An anti-pattern (or antipattern) is a pattern used in social or business operations or software engineering that may be commonly used but is ineffective and/or counterproductive in practice. -Wikipedia
Despite frequently finding that the latest Wired magazine was arriving before I had made the time to properly sit down and read through the last months issue, I thought I would make a point to take an hour or so each month to read through the latest edition, so as a little late Christmas present to myself, I renewed my subscription.
Part of the sign-up process is the traditional "would you like us to send you promotional emails" tick box. To which my first reaction is "no, of course not, I'm only going to delete them before I read them, and get suspicious that its the source of every piece of spam I get for the next month."
Then I thought that actually, this is a part of the business model of the magazine. The print industry is going through some tough times right now, and if I really wanted to support them, I would let them send me some promotions. Maybe there might be something interesting…
This is the bit of the form where you have to tick the boxes (or not.) Pretty standard - if you don't want to share your email address, then tick the box.
Except, the wording for the second box is different. Second time around, if you don't want to share your email address, then don't tick the box.

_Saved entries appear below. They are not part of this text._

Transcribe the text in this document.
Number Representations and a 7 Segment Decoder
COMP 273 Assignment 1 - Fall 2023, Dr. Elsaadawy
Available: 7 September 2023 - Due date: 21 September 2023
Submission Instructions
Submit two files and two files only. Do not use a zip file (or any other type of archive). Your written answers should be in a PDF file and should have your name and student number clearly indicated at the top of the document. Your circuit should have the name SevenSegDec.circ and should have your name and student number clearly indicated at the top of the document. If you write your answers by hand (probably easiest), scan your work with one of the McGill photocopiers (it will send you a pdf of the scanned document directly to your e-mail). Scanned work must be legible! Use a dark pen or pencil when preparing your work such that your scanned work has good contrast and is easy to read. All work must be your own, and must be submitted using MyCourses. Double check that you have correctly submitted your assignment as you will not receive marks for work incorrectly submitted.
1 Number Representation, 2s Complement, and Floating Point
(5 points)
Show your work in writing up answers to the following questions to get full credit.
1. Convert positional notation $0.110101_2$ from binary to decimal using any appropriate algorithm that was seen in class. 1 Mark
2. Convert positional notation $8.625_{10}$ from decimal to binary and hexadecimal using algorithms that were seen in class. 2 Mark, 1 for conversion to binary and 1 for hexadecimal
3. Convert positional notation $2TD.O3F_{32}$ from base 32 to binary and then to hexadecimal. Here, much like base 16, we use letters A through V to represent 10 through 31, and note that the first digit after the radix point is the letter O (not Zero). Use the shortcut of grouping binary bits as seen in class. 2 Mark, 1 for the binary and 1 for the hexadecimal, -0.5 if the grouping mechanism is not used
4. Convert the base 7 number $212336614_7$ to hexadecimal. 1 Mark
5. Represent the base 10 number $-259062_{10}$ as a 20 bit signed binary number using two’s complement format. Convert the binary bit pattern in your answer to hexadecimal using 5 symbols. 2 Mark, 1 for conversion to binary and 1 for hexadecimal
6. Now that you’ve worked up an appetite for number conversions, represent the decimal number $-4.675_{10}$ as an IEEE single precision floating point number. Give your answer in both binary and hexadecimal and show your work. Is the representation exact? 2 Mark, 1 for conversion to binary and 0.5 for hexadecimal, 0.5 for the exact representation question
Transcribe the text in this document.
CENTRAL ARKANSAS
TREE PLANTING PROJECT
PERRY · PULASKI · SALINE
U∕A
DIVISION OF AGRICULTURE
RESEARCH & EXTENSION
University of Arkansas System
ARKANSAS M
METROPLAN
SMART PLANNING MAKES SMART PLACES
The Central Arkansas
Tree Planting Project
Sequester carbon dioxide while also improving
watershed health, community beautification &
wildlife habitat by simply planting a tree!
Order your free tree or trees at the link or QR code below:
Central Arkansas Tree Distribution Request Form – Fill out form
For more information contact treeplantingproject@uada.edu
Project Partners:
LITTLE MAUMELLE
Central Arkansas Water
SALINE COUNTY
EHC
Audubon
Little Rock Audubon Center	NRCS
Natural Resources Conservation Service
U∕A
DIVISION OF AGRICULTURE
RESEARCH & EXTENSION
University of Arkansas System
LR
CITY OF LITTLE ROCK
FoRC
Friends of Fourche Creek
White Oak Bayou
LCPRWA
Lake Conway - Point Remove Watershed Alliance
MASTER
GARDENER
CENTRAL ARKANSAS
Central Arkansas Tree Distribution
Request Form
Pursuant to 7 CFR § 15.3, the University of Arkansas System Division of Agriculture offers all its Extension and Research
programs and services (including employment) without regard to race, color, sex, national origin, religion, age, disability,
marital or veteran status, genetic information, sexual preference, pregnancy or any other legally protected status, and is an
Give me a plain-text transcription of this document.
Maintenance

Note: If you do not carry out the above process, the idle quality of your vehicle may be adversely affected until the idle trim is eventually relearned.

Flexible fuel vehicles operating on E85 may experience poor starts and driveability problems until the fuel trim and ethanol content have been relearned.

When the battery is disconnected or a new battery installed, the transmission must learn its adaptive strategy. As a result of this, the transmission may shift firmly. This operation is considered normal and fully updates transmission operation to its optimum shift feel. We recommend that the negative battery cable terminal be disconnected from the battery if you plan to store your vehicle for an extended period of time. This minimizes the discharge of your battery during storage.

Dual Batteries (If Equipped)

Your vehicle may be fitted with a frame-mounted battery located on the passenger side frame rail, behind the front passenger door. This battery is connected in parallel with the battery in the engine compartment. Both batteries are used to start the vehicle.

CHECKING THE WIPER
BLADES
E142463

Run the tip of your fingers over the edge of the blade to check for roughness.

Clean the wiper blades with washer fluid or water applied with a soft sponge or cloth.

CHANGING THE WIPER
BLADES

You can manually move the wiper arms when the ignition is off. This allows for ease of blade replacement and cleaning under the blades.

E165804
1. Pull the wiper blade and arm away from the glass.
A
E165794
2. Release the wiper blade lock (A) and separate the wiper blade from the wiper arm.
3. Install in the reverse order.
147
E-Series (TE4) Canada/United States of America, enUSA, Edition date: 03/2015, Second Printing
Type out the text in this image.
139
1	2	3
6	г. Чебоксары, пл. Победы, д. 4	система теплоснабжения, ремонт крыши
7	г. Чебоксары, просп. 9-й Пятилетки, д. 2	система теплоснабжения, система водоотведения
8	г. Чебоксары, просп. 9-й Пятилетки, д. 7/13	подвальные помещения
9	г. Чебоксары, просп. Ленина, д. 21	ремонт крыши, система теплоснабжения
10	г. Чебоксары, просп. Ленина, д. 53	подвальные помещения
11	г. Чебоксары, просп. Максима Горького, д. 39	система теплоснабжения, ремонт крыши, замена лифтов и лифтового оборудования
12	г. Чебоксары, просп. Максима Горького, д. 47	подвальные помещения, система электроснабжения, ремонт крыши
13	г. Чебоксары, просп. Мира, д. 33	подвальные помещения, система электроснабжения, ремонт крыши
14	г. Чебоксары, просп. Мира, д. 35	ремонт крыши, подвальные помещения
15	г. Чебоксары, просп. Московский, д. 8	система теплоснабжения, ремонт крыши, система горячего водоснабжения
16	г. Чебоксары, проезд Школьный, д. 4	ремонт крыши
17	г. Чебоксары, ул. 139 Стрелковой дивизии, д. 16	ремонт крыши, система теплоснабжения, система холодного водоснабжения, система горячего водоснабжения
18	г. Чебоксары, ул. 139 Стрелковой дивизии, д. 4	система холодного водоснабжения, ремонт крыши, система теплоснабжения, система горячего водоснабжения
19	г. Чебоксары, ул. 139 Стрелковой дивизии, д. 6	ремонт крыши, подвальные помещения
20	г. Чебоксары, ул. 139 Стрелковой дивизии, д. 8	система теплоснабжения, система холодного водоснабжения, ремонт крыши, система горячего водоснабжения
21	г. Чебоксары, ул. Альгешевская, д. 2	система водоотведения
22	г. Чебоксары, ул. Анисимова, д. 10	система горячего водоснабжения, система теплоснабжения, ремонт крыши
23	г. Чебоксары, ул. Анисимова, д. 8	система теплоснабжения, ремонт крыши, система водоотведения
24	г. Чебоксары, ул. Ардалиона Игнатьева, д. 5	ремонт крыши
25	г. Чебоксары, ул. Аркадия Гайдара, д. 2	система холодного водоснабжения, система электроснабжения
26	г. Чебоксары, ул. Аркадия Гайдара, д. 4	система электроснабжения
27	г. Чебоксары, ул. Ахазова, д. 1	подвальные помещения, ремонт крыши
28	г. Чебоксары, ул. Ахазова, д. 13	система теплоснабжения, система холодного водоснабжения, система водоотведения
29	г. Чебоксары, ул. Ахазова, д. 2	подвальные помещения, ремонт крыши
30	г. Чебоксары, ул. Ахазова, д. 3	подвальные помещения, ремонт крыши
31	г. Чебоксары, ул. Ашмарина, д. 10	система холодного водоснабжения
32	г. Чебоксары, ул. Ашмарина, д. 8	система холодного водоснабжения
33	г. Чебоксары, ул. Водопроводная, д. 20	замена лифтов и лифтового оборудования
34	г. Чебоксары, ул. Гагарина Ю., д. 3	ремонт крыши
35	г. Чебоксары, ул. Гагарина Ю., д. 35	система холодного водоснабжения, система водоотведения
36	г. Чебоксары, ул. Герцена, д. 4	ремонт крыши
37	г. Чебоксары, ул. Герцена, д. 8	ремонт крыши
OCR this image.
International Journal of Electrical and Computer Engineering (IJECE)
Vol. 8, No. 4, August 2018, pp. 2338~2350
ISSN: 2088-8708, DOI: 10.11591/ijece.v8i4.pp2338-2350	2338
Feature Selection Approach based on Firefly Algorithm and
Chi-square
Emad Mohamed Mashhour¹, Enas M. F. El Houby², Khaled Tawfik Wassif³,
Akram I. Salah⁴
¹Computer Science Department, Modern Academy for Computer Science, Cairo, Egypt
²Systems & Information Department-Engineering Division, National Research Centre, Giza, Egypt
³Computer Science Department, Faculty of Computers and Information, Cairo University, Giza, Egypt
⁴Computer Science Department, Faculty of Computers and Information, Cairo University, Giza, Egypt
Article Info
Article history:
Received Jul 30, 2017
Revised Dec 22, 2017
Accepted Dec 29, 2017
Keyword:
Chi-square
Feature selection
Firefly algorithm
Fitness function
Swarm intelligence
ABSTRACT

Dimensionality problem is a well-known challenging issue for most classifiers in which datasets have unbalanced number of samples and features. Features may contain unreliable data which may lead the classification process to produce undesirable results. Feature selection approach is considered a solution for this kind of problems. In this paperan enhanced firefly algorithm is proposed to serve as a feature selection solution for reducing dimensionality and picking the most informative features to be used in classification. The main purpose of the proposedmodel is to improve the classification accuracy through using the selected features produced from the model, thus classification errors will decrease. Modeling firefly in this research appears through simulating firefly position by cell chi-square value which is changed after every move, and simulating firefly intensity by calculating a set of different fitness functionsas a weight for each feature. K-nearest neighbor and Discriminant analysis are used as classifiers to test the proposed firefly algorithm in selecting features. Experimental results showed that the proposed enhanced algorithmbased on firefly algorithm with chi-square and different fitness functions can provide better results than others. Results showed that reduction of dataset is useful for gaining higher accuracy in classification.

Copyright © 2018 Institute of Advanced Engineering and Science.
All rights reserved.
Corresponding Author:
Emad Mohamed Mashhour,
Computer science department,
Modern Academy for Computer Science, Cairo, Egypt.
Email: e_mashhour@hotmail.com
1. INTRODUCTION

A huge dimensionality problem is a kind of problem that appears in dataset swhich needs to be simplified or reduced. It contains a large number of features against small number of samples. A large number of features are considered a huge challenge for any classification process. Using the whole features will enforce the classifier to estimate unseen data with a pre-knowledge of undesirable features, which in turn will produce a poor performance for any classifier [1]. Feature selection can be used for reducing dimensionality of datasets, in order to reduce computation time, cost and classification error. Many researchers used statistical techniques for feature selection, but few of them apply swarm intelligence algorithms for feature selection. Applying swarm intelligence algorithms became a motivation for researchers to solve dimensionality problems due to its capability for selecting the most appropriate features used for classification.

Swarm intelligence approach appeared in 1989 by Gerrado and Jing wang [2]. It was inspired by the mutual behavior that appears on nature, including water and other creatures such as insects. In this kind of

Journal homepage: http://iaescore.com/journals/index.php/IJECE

The design pattern you would expect here is for the idea of both pieces of the form to be the same – the first box is for Conde Nast, the second is for their partners, tick them if you want to receive emails. By going against that pattern, the form design would appear to be designed to "trick" you into accepting emails that you don't actually want to receive.
Maybe it's an accident, but to be honest I doubt it.
Because, then again, at the end of the order;
First box - tick if you dont want to be contacted. Second box- tick if you do want to be contacted. Third box - tick if you dont want to be contacted.
The outcome for me was that I started paying attention and made sure that I wasn't going to receive anything from a company that was trying to trick me into allowing them to puts ads in my inbox.
From happy to share my details to carefully ensuring that I don't, through one simple act of web form design.